BLANCPAIN ET MARCEL PROUST : AVEC LE TEMPS ET HORS DU TEMPS

« Pourquoi est-ce Blancpain qui a lancé le PRIX DE LITTÉRATURE ? ». Cela fait plus de trois ans qu’une jeune journaliste posa cette question : « Qu’est-ce qu’une marque de Haute Horlogerie a à voir avec la littérature ? ». Peut-être la question était-elle trop directe. La journaliste qui l’avait posée semblait un peu embarrassée, comme si la question pouvait avoir été perçue de façon négative. Pourtant, j’avais compris exactement ce qu’elle voulait dire. Ceci se passa durant la conférence de presse organisée juste après la cérémonie de remise des prix du premier PRIX DE LITTÉRATURE BLANCPAIN-IMAGINIST. Je pense qu’il s’agissait d’une question que se posaient au même moment bon nombre de ses confrères journalistes qui suivaient depuis des années les informations sur la littérature et l’édition, ou les tendances en matière d’horlogerie et autres produits de luxe. On voit rarement ces deux types de journalistes dans un même cadre. C’est parce que le lien entre la littérature et le luxe, du moins en Chine, n’a pas toujours été très clair. Il est vrai que la Chine est de loin le plus grand marché de produits de luxe qui soit, et l’échelle de ce marché continue de s’accroître. Ainsi, au cours des années, nous avons bien entendu pu voir des marques s’efforcer de courtiser des stars célèbres du cinéma et de la musique pop pour gagner le plus de visibilité possible. Et nous avons aussi pu voir les logos de nombreuses marques imprimés en grand sur les affiches des expositions contemporaines et d’autres arts de la scène comme la danse et le théâtre. Mais comment la littérature peut-elle avoir un rapport avec le luxe ? La littérature est si discrète, si silencieuse, telle la couverture d’un roman qui n’a pas vraiment d’espace pour y afficher l’image d’une marque. Comparée à la scène vivante d’un concert pop bruyant, la littérature ressemble davantage au lointain chant intermittent, solitaire et brumeux d’un rossignol à minuit. Alors pourquoi Blancpain a-t-elle lancé un prix de littérature ?

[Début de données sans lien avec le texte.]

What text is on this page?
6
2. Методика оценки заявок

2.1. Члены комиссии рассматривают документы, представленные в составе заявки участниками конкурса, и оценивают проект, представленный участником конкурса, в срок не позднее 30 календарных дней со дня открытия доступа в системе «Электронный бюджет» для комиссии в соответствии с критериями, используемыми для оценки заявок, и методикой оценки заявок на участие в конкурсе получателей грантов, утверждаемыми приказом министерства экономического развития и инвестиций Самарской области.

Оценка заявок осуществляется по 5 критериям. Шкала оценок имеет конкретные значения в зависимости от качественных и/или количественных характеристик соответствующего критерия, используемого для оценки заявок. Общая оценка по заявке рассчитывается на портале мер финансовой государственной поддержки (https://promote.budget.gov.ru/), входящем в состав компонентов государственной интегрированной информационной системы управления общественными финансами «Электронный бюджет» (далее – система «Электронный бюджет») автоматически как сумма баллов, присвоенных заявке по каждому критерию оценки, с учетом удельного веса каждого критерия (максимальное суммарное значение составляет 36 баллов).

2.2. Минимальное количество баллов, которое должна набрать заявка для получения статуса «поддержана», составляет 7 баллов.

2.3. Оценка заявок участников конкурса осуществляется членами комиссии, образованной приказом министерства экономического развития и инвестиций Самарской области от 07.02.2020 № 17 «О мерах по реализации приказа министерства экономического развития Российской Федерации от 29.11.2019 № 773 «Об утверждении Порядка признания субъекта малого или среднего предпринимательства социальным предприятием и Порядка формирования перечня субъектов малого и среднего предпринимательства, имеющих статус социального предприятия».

« Pourquoi est-ce Blancpain qui a lancé le PRIX DE LITTÉRATURE ? Qu’est-ce qu’une marque de Haute Horlogerie a à voir avec la littérature ? ». En tant qu’ambassadeur culturel de Blancpain et consultant principal de la maison d’édition IMAGINIST, co-fondatrice du prix de littérature, il me semble approprié de répondre à la question. Mais je me souviens avoir été un peu abasourdi ce jour-là et ne pas avoir répondu à cette question très directe avec aise et de manière opportune. Je suis aujourd’hui heureux d’avoir la chance d’expliquer pourquoi mon romancier préféré, Marcel Proust, m’est venu à l’esprit à ce moment-là.

Pour ceux qui n’ont pas encore lu attentivement À la recherche du temps perdu, la mention de Proust vous évoque probablement un visage mélancolique et contemplatif. Mis à part le fait qu’il n’était pas en bonne santé (ses troubles respiratoires n’ayant jamais guéri), le visage de Proust affichait un teint blanchâtre maladif pour avoir passé la plupart de sa vie à veiller la nuit et à s’enfermer dans une pièce insonorisée. Ayant hérité d’une fortune conséquente, il possédait un goût considérablement raffiné et une bonne éducation. Il se rendait également dans sa jeunesse dans les meilleurs salons littéraires. Puis, il sembla ne plus faire partie de ce monde, ou du moins ne plus être en phase avec celui-ci. Prenons à titre d’exemple le souvenir de la madeleine, dont nous avons probablement tous entendu parler. Il dédia quatre pages à la description de ce moment où il savourait ce petit gâteau un dimanche matin lorsqu’il était enfant. Si vous vous contentez d’engloutir votre nourriture, vous devriez être en mesure de manger au moins quatre madeleines durant la lecture de ces quatre pages. Comment lui était-il possible de vivre dans le même monde que ses semblables en étant toujours si sensible au passé, en utilisant tous ses sens pour recréer et ressentir un monde passé ? Pourtant, l’oeuvre monumentale qu’il passa sa vie à écrire, avec ses longues phrases et ses intrigues brisées, sa conscience du temps qui passe, sa conception artistique profonde, possède un décalage permanent avec le rythme précipité qu’est le nôtre. Lorsque nous lisons le livre, c’est comme si nous avions pénétré dans un autre espace avec différentes séquences temporelles et, tandis que nous refermons le livre et retournons dans le monde réel, la plupart d’entre nous peuvent difficilement expliquer la différence entre rapide et lent, et se rendre compte qu’une seconde est parfois plus longue qu’une journée entière.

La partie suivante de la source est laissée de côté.